Security is a major concern in 2021, especially for organizations that deal with high-value and sensitive information. Whether you’re an organization looking to choose the best plugins for your WordPress site, or one that deals with sensitive client information that must be kept secure from keyloggers on phones or other computer systems, ensuring that you and your employees take the best security precautions is a mist.
This guide dives into five security measures that you can adopt to ensure that your organization’s data remains safe at all times.
Adopt A Rigorous Password Policy
Access to a computer workstation or a file using a user name and password is the first protection. The password must be individual, difficult to guess, and remain secret. It must not be written on any medium. The IT department or the IT manager must implement a rigorous password management policy: a password must contain at least eight characters, including numbers, letters, and special characters, and must be renewed frequently (for example, every three months). The system should force the user to choose a different password than the three previously used.
Usually assigned by the system administrator, the password must be changed by the user the first time he or she logs in. Finally, system and network administrators should be careful to change the passwords they use themselves.
Design A Procedure For Creating And Deleting User Accounts
Access to workstations and applications must be done using named user accounts, and not “generic” ones (accounting1, accounting2…), in order to be able to trace the actions done on a file and, thus, to make all the participants responsible. Indeed, “generic” accounts do not allow for the precise identification of a person. This rule must also apply to the accounts of the system and network administrators and other agents responsible for operating the information system.
Securing Workstations

Agent workstations should be set to automatically lock after a period of inactivity (10 minutes maximum); users should also be encouraged to systematically lock their workstations when they leave their desks. These provisions are likely to limit the risks of fraudulent use of an application in the event of the agent’s temporary absence from the workstation concerned. In addition, it is strongly recommended to control the use of USB ports on “sensitive” workstations, prohibiting, for example, the copying of all the data contained in a file.
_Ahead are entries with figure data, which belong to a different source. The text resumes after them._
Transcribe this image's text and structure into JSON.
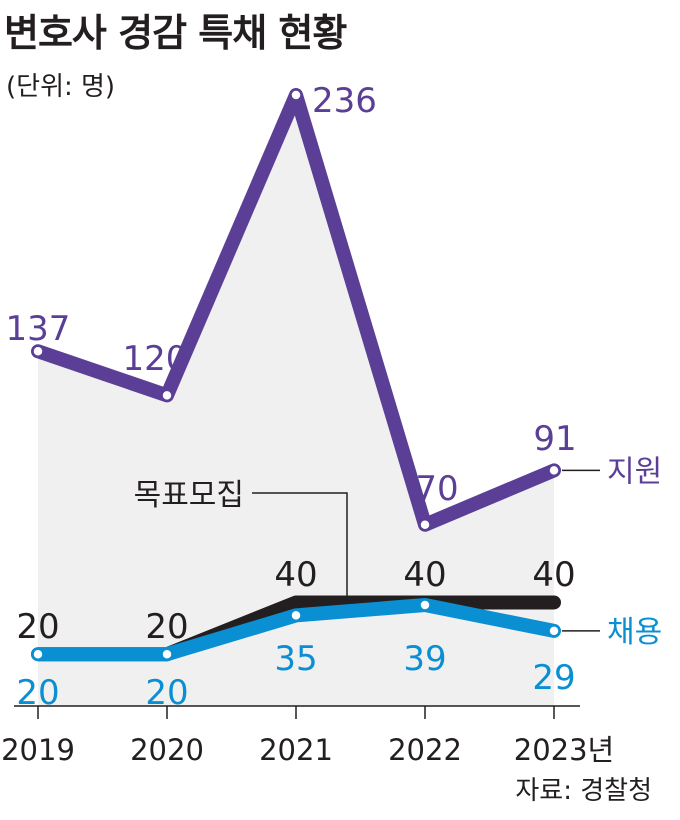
{
  "title": "변호사 경감 특채 현황",
  "unit": "(단위: 명)",
  "source": "자료: 경찰청",
  "colors": {
    "support": "#5b3f96",
    "target": "#231f20",
    "hired": "#0b8fd3",
    "area": "#f0f0f0",
    "axis": "#231f20"
  },
  "chart_data": {
    "type": "line",
    "categories": [
      "2019",
      "2020",
      "2021",
      "2022",
      "2023년"
    ],
    "series": [
      {
        "name": "지원",
        "values": [
          137,
          120,
          236,
          70,
          91
        ]
      },
      {
        "name": "목표모집",
        "values": [
          20,
          20,
          40,
          40,
          40
        ]
      },
      {
        "name": "채용",
        "values": [
          20,
          20,
          35,
          39,
          29
        ]
      }
    ],
    "xlabel": "",
    "ylabel": "",
    "legend": "labels at line ends (right)",
    "grid": false
  }
}
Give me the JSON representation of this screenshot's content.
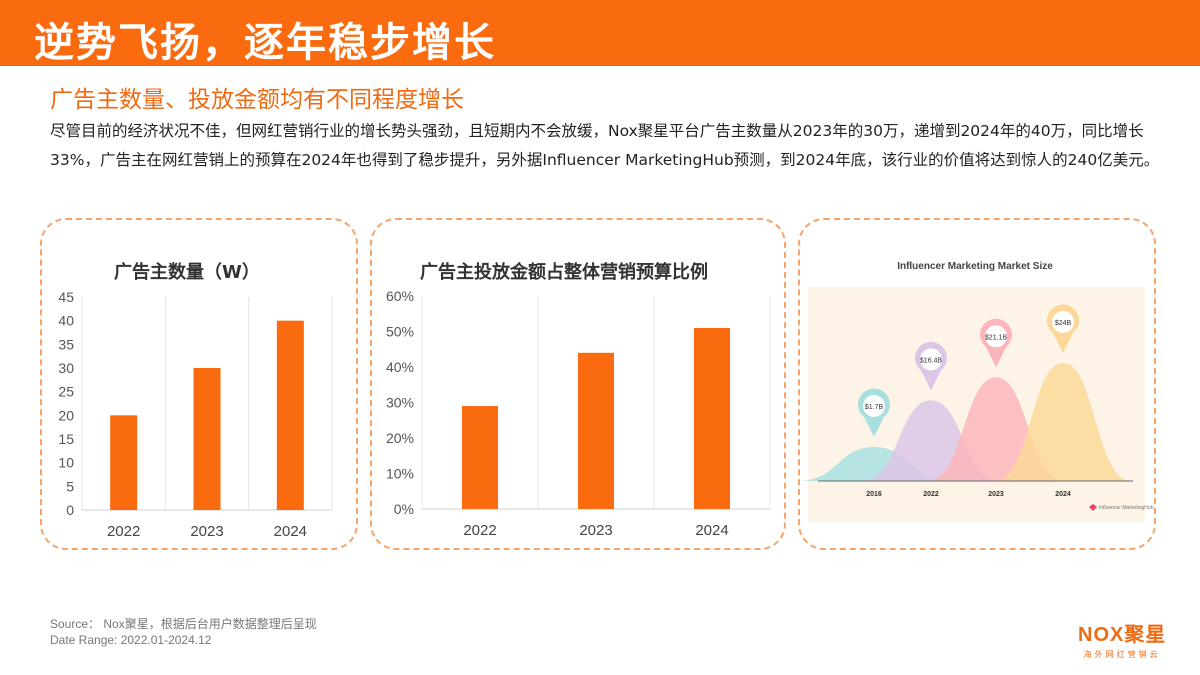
{
  "header": {
    "title": "逆势飞扬，逐年稳步增长"
  },
  "subtitle": "广告主数量、投放金额均有不同程度增长",
  "paragraph": "尽管目前的经济状况不佳，但网红营销行业的增长势头强劲，且短期内不会放缓，Nox聚星平台广告主数量从2023年的30万，递增到2024年的40万，同比增长33%，广告主在网红营销上的预算在2024年也得到了稳步提升，另外据Influencer MarketingHub预测，到2024年底，该行业的价值将达到惊人的240亿美元。",
  "chart_data": [
    {
      "type": "bar",
      "title": "广告主数量（W）",
      "categories": [
        "2022",
        "2023",
        "2024"
      ],
      "values": [
        20,
        30,
        40
      ],
      "ylim": [
        0,
        45
      ],
      "yticks": [
        "0",
        "5",
        "10",
        "15",
        "20",
        "25",
        "30",
        "35",
        "40",
        "45"
      ],
      "xlabel": "",
      "ylabel": "",
      "color": "#f96b0e"
    },
    {
      "type": "bar",
      "title": "广告主投放金额占整体营销预算比例",
      "categories": [
        "2022",
        "2023",
        "2024"
      ],
      "values": [
        29,
        44,
        51
      ],
      "ylim": [
        0,
        60
      ],
      "yticks": [
        "0%",
        "10%",
        "20%",
        "30%",
        "40%",
        "50%",
        "60%"
      ],
      "xlabel": "",
      "ylabel": "",
      "color": "#f96b0e"
    },
    {
      "type": "area",
      "title": "Influencer Marketing Market Size",
      "categories": [
        "2016",
        "2022",
        "2023",
        "2024"
      ],
      "values": [
        1.7,
        16.4,
        21.1,
        24
      ],
      "labels": [
        "$1.7B",
        "$16.4B",
        "$21.1B",
        "$24B"
      ],
      "colors": [
        "#a8e0e0",
        "#dcc6e8",
        "#fbb6bb",
        "#fcd898"
      ],
      "source_logo": "Influencer MarketingHub"
    }
  ],
  "footer": {
    "source": "Source： Nox聚星，根据后台用户数据整理后呈现",
    "date_range": "Date Range:  2022.01-2024.12"
  },
  "logo": {
    "name": "NOX聚星",
    "tagline": "海外网红营销云"
  }
}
Identify Precisely Who Can Access The Files.
Access to personal data processed in a file must be limited to only those persons who can legitimately access it for the performance of the tasks entrusted to them. The “clearance profile” of the employee concerned depends on this analysis. For each movement or new assignment of an employee to a position, the line manager concerned must identify the file or files to which the employee needs access and update his or her access rights. It is, therefore, necessary to periodically check the application profiles and access rights to directories on the servers to ensure that the rights offered are appropriate to the actual duties performed by each person.
Ensure Data Confidentiality With Respect To Service Providers
The interventions of the various subcontractors of a data controller’s information system must present sufficient guarantees in terms of security and confidentiality with regard to the data to which they may, if necessary, have access. The law thus requires that a confidentiality clause be included in subcontracting contracts. Any work done by a service provider on databases must be carried out in the presence of an IT department employee and recorded in a register. Data that may be considered “sensitive” under the law, such as health data or data relating to means of payment, must also be encrypted.
“Note: the system and network administrator does not necessarily have access to all of the organization’s data. However, they need access to platforms or databases to administer and maintain them. By encrypting the data with a key that is not known to the administrator, and that is held by someone who does not have access to the data (the security manager, for example), the administrator can carry out his or her missions, and confidentiality is respected.
In Conclusion
As you can see, keeping your organization’s data secure is of primary importance in 2021, especially given the scale at which spying and hacking tools are becoming more advanced and widespread. As a result, you must know how to detect and remove a keylogger from your employees’ phones or any other devices.
Most importantly, education and training are key to ensure that your employees don’t make some common security mistakes that can land your company in big trouble.